A correnteza das correntes

Eu sei, eu sei, estou em dívida com alguns dos dilectos leitores deste pasquim e tenho pelo menos duas correntes às quais fui engajado (duas que eu tenha dado por isso...) e ainda não respondi. Uma do Jorge Mourinha sobre séries de TV (tenho de ir ler o enunciado que já não me lembro quantas são que tenho de indicar) e outra do "Embrulhar Castanhas" sobre 5 momentos que gostaria de rever (ou reviver) em slow motion.
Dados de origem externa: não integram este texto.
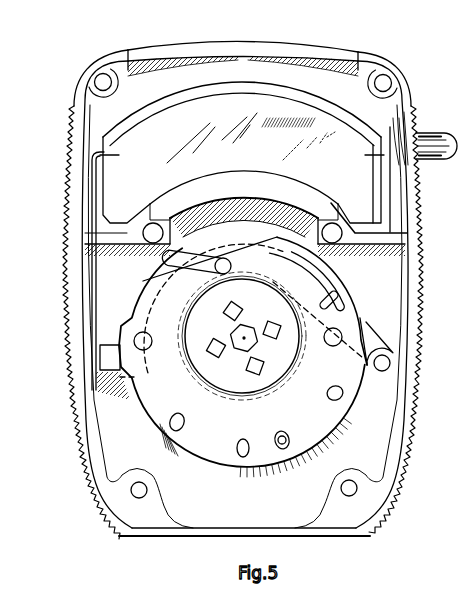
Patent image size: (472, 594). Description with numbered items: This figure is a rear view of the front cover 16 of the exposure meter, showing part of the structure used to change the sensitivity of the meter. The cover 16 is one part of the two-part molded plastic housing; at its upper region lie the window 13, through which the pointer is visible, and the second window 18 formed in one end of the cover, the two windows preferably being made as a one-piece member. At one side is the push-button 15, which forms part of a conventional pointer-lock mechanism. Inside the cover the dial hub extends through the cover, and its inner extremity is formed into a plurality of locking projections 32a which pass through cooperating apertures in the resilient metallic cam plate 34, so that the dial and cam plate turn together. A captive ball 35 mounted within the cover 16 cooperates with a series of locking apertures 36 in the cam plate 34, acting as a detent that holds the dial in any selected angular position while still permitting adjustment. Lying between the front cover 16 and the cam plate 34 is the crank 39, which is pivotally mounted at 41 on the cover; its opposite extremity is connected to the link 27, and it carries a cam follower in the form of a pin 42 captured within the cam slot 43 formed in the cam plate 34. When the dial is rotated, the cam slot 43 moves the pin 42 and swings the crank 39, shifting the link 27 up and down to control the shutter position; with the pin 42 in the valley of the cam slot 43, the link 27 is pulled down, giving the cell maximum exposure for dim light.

The window 13 is at (152, 151).
The push-button 15 is at (425, 133).
The cover 16 is at (410, 422).
The second window 18 is at (328, 53).
The link 27 is at (90, 307).
The locking projections 32a is at (266, 336).
The cam plate 34 is at (348, 419).
The captive ball 35 is at (283, 449).
The locking apertures 36 is at (187, 420).
The crank 39 is at (368, 330).
The pivot 41 is at (391, 361).
The pin 42 is at (165, 270).
The cam slot 43 is at (338, 287).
Ambas são excelentes desafios a que vou responder, isso é garantido, mas a minha agenda está o chamado caos e não tem sido fácil meter tanto pinto debaixo das asinhas...

Ladies first, prioridade ao Embrulhar Castanhas:

Momento 1: Os minutos que se seguiram ao exacto momento em que R. a professora de Português do Liceu da altura me apanhou a distraído a ler um livro "proibido" enfiado no meio de "Os Lusíadas" e me convidou a partilhar a leitura com os meus colegas de turma. Neguei-me, não me chamasse eu Pedro, por três veementes vezes a fazê-lo e mesmo sem o galo ter cantado fui confrontado com a alternativa, a expulsão da aula e consequente falta disciplinar, um negócio que estava longe de me agradar. Tentei a via diplomática, tentei ganhar tempo, mas R. foi inflexível: Ou lês ou vais para a rua. Terei tentado avisá-la, mas há coisas de que não vale a pena tentar convencer algumas pessoas, principalmente se são mulheres e detêm a professoral autoridade. Ergui-me, olhei-a nos olhos, suplicando qual condenado no cadafalso. Em vão. Enchi o peito de ar e declamei no melhor estilo dramático que consegui fazer: "Ela, gulosa, sorveu-lhe o mangalho rijo até à última gota..." O efémero exercício de leitura pública foi ali sumariamente interrompido e haveria de me levar umas horas mais tarde a uma conversa com R. sobre a minha pouca vontade de aprender Português, conversa que me foi de enorme utilidade futura. Isso e muito provavelmente a pensar duas vezes antes de pedir a um aluno que partilhasse em voz alta as suas leituras privadas.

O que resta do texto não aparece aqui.